La Belle et la Bête

La magie du savoir-faire

C’était une évidence, le nouveau Disney réalisé par Bill Condon ne soulèverait pas l’adhésion de la critique institutionnelle mais déclencherait plutôt ses sarcasmes voire ses cris d’orfraie. Le public, le vrai, lui, applaudit et je lui donne raison. Fin du XVIIIè siècle, dans un petit village français. Belle, jeune fille rêveuse et passionnée de littérature, vit avec son père, un vieil inventeur farfelu. S’étant perdu une nuit dans la forêt, ce dernier se réfugie au château de la Bête, qui le jette au cachot. Ne pouvant supporter de voir son père emprisonné, Belle accepte alors de prendre sa place, ignorant que sous le masque du monstre se cache un Prince Charmant tremblant d’amour pour elle, mais victime d’une terrible malédiction. 129 minutes d’une comédie musicale de très haute volée. Du charme, de la couleur, de la joie de vivre, de l’humour et, à l’arrivée, un joli moment de cinéma… et rien d’autre.

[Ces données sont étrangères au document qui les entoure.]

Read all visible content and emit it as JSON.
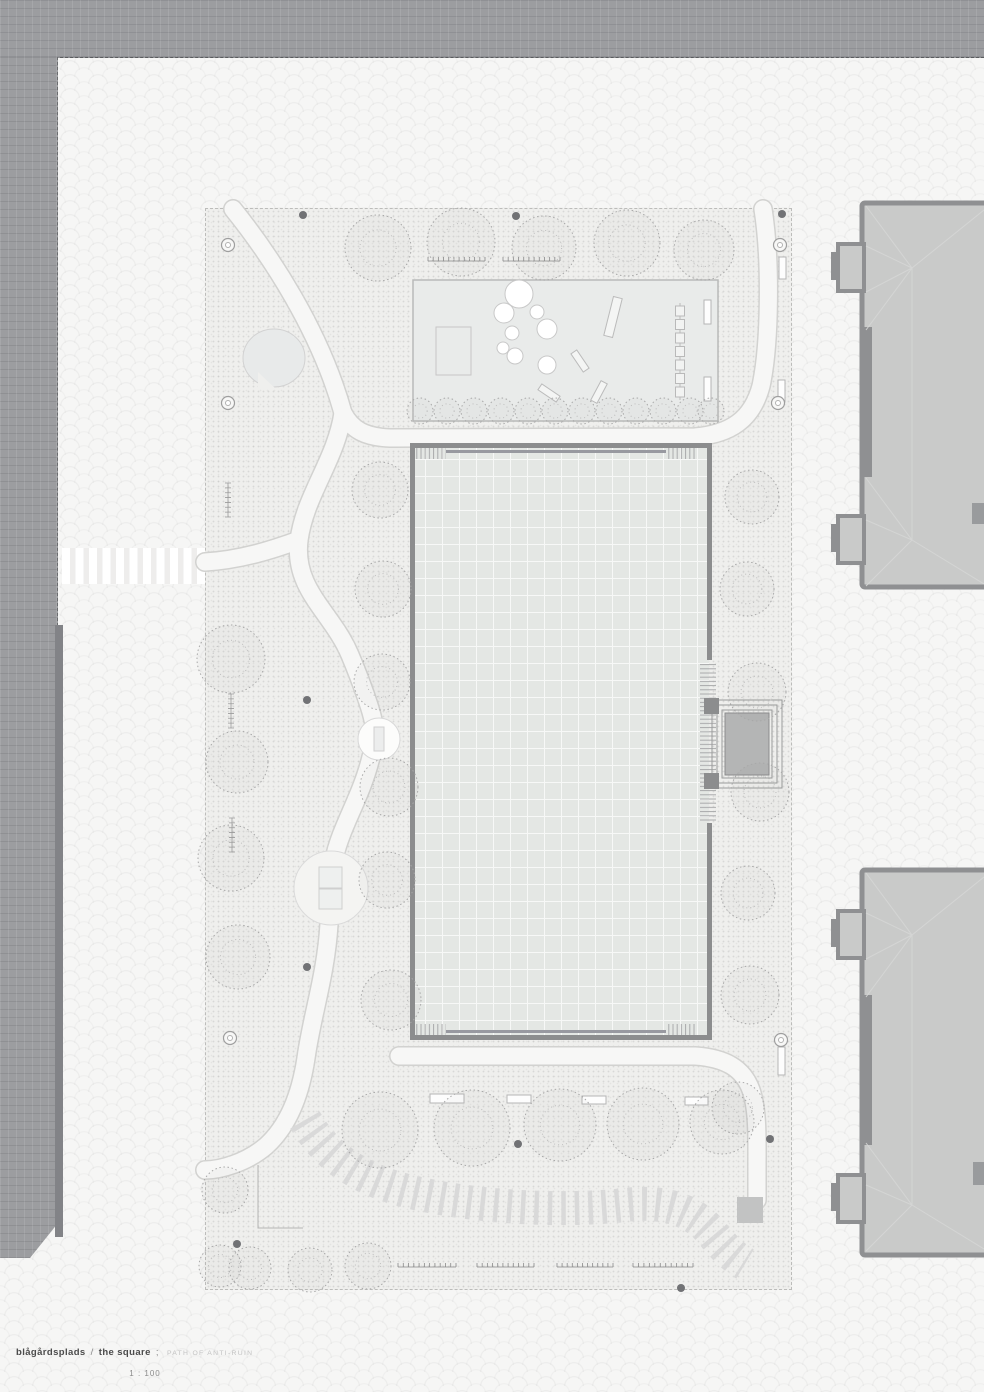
{
  "titleblock": {
    "project": "blågårdsplads",
    "divider": "/",
    "name": "the square",
    "separator": ";",
    "tagline": "PATH OF ANTI-RUIN",
    "scale": "1 : 100"
  },
  "colors": {
    "street": "#9c9da0",
    "sidewalk": "#f6f6f5",
    "park_ground": "#efefed",
    "playground_fill": "#e9ebea",
    "square_fill": "#e4e7e4",
    "square_wall": "#8c8d8e",
    "stage_fill": "#b4b5b5",
    "building_fill": "#c9cac9",
    "building_wall": "#8f9092",
    "path_fill": "#f7f7f6",
    "ribbon_stripe": "#d9d9d9"
  }
}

Il faut savoir juger un film pour ce qu’il est. L’idée d’adapter le plus fidèlement possible le dessin animé de 1992 en comédie musicale mêlant casting de charme et images de synthèse (ce qu’on désigne par le joli terme de live-action très en vogue depuis quelques années avec Alice au Pays des merveilles de Tim Burton, Maléfique, Cendrillon ou Le Livre de la Jungle) pouvait paraître sinon saugrenue au moins inutile. Mais il ne faut pas oublier que de nombreuses générations n’ont pas vu l’ancienne version et, à fortiori, l’inégalable adaptation de 1946 signée Jean Cocteau. – je passerai pudiquement sous silence la version luxueuse mais sans âme de Christophe Gans en 2014 -. Bill Condon et son équipe viennent de combler ce manque avec un brio technique incontestable et pas mal d’idées de mise en scène. Bien sûr il manque l’émotion et la poésie à l’état pur du duo Jean Marais/Josette Day, bien sûr la technique éblouissante écrase tout sur son passage mais reconnaissons que le casting tire son épingle du jeu et sert brillamment les lyrics d’Alan Menken et Tim Rice. On ne peut qu’admirer la beauté époustouflante du film, le formidable savoir-faire des équipes techniques et regretter son manque de poésie… L’éternel débat du fond et la forme : air connu.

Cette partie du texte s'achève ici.